Alhasil, kamu harus berjuang mencari kerja, kesana kesini, siang malam, demi satu hal; kehidupan yang lebih baik setelah mengenyam pendidikan, sampai sarjana.

Sebagai wanita- yang hidup di budaya patriaki seperti Indonesia- kita dihadapkan pada pilihan menjadi ibu rumah tangga, atau ibu pekerja; setelah melahirkan dan punya anak nanti. Permasalahan timbul ketika kita memutuskan menjadi ibu rumah tangga, -padahal- kita sarjana. Mulailah bombardir kalimat seperti "ngapain kuliah tinggi tinggi kalo ujungnya di dapur", "percuma dong sekolah tinggi buang duit doang, mending kemarin langsung kerja", "ga sayang ya ilmunya ga berguna" "gabisa ngejar karir dong kali jadi IRT" berdatangan silih berganti. duh, cape jelasinnya. 

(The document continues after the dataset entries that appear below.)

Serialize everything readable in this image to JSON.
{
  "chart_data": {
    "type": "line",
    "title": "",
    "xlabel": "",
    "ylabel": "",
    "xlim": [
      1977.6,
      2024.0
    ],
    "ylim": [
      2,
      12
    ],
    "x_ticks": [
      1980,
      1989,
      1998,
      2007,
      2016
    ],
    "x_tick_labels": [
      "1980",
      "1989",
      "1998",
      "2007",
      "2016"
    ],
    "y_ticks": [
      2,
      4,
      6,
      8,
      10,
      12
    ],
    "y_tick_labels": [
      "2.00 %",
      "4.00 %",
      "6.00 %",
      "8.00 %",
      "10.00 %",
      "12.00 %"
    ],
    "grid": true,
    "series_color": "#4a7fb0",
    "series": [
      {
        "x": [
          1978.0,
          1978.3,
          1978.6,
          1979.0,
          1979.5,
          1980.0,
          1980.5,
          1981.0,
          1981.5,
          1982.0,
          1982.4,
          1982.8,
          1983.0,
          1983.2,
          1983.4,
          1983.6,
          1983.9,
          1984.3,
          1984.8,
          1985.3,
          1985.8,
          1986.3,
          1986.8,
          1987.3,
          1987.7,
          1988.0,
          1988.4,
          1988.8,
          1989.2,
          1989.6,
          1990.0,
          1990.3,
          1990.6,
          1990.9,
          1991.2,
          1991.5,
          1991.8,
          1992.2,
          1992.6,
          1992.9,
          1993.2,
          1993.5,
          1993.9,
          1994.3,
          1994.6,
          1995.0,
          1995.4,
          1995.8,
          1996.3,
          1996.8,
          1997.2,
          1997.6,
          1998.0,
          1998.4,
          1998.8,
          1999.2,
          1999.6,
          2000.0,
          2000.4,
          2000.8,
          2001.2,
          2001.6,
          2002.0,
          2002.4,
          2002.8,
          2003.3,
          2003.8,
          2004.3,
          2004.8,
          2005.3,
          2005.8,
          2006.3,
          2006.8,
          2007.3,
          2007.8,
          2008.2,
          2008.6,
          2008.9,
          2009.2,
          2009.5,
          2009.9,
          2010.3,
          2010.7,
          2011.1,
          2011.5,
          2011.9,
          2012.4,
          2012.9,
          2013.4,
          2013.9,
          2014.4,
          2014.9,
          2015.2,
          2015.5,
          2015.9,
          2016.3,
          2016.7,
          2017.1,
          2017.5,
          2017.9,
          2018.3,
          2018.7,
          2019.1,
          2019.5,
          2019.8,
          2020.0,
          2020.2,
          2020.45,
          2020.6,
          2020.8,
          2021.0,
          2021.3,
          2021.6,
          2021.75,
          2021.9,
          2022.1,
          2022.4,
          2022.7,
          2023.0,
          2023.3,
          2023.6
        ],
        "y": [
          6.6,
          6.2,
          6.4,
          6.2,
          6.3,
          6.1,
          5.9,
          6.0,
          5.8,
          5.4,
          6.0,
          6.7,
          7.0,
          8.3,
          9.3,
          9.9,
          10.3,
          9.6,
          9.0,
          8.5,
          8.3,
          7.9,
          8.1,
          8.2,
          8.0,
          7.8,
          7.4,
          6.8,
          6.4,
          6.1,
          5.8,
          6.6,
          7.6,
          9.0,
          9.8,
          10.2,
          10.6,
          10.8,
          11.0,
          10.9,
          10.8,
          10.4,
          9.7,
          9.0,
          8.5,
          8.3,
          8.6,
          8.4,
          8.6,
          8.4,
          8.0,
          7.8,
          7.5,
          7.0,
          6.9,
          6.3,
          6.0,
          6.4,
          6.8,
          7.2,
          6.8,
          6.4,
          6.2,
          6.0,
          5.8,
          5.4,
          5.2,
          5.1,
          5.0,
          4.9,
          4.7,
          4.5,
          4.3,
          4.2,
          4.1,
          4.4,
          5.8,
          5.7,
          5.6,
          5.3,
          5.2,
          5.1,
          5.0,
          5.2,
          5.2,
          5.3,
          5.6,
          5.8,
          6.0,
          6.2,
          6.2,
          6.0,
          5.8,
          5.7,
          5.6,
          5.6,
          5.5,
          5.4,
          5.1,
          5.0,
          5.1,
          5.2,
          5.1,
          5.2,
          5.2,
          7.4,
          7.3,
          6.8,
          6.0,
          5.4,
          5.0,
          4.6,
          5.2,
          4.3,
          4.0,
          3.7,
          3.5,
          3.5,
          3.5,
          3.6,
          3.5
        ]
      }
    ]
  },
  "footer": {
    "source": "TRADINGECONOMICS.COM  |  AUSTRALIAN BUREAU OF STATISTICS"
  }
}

Gini, -sebagai perempuan yang nanti ketika punya anak tidak mau jadi budak korporat- aku memang ingin menjadi ibu rumah tangga, YANG nanti punya usaha sendiri (mohon doanya ya readers).
1. Aku tidak menyesal bahwa ijazah ku sia-sia. toh selama kerja aku udah beli ini itu ko. wkwkwk.
2. Selama kerja, keluargaku selalu dukung urusan finansialku dengan tidak ikut campur HAHA, jadi merasa happy aja sama keadaan finansial yang aku punya
3. Aku senang berkawan dan bertemu kawan baru. Di tempat kerja sebisa mungkin ga cari musuh, cari duit ajha~ jadi ketika udah jadi IRT engga akan gatel masih mau kenal sana kenal sini sampe lupa anak. (jangan sampe)
4. Aku ingin mendukung suamiku dalam hal yang ia gabisa lakukan full time, yakni menjaga dan membimbing anak kita setiap saat. Bukankah hidup berpasangan itu adalah hidup yang saling melengkapi?
5. Menjadi IRT tidak sama dengan pengangguran. NAH INI POIN NYA. Poin 1-4 intermezzo aja guys. Ibu Rumah Tangga juga bisa berpenghasilan, juga bisa meniti karir (dilingkungan sosial misalnya kek mamah kuu *promosi). Entah kenapa, aku sama sekali ga takut dengan anggapan-anggapan netizen kelak. Karena berlandaskan sama mamaku aja sebagai panutan, dia IRT full time dari menikah, alhamdulillah semuanya terpenuhi, dan satu hal yang BARU TERASA SEKARANG, bagaimana cinta anaknya tumbuh dan berakar. aku, yg cerewet ini, kamu bahas tentang mama, pasti langsung berkaca-kaca. langsung tuing-tuing di kepala ku muka si mama dan ayah <3.
Ini yang pentingnya. ini yang gabisa diganti, ini yang akan membuat ku menyesal seumur hidup dan matiku kalo ninggalin anak demi kepuasanku kerja sekeras-kerasnya. Ya mari doakan semoga kelak suami ku selalu sehat walafiat dan dimudahkan rezekinya. aamiin :D

The Point i tryna say is, aku ga bilang jadi wanita karir itu salah, aku sedang membela ibu-ibu bergelar sarjana yang di kerdilkan karna dia memilih jadi IRT. seakan dosa besar. Padahal, kalo ditanya ilmunya buat apa? YA BUAT ANAKNYA LAH MALIH! *kesel

Justru jika kembali pada hukum islam, negeri akan baik jika perempuannya baik. nah perempuan yang baik salah satunya adalah berpendidikan, terserah dia mau jadi wanita karir atau IRT, yang penting jadi wanita baik yang bisa membuat anak-anaknya berhasil di semua hal. Pilihanya untuk bekerja itu baik karna itu ga mudah, pilihannya untuk jadi IRT juga ga mudah,-kalian tau kan kalo IRT pekerjaan yang ga abis-abis? yauda bayangin juga wanita karir yang masih harus urus anak. you are strong!! dua-duanya keren, dua-duanya mulia jika memang dikerjakan dengan baik dan berilmu. Karena ku yakin, cita-cita terbesar seorang ibu adalah meilihat anaknya sukses. Bukan lagi mikirin dianya yang mikirin gengsi sosial, atau pemenuhan kepuasan pribadi makanya kerja mati-matian, atau santai banget kalo jadi IRT makanya ga kerja. Kalau tujuan dia memilih untuk jadi wanita karir atau menjadi IRT adalah yang pernyataanku yang sebelumnya, barulah dikatakan ibu yang gagal sejak dini.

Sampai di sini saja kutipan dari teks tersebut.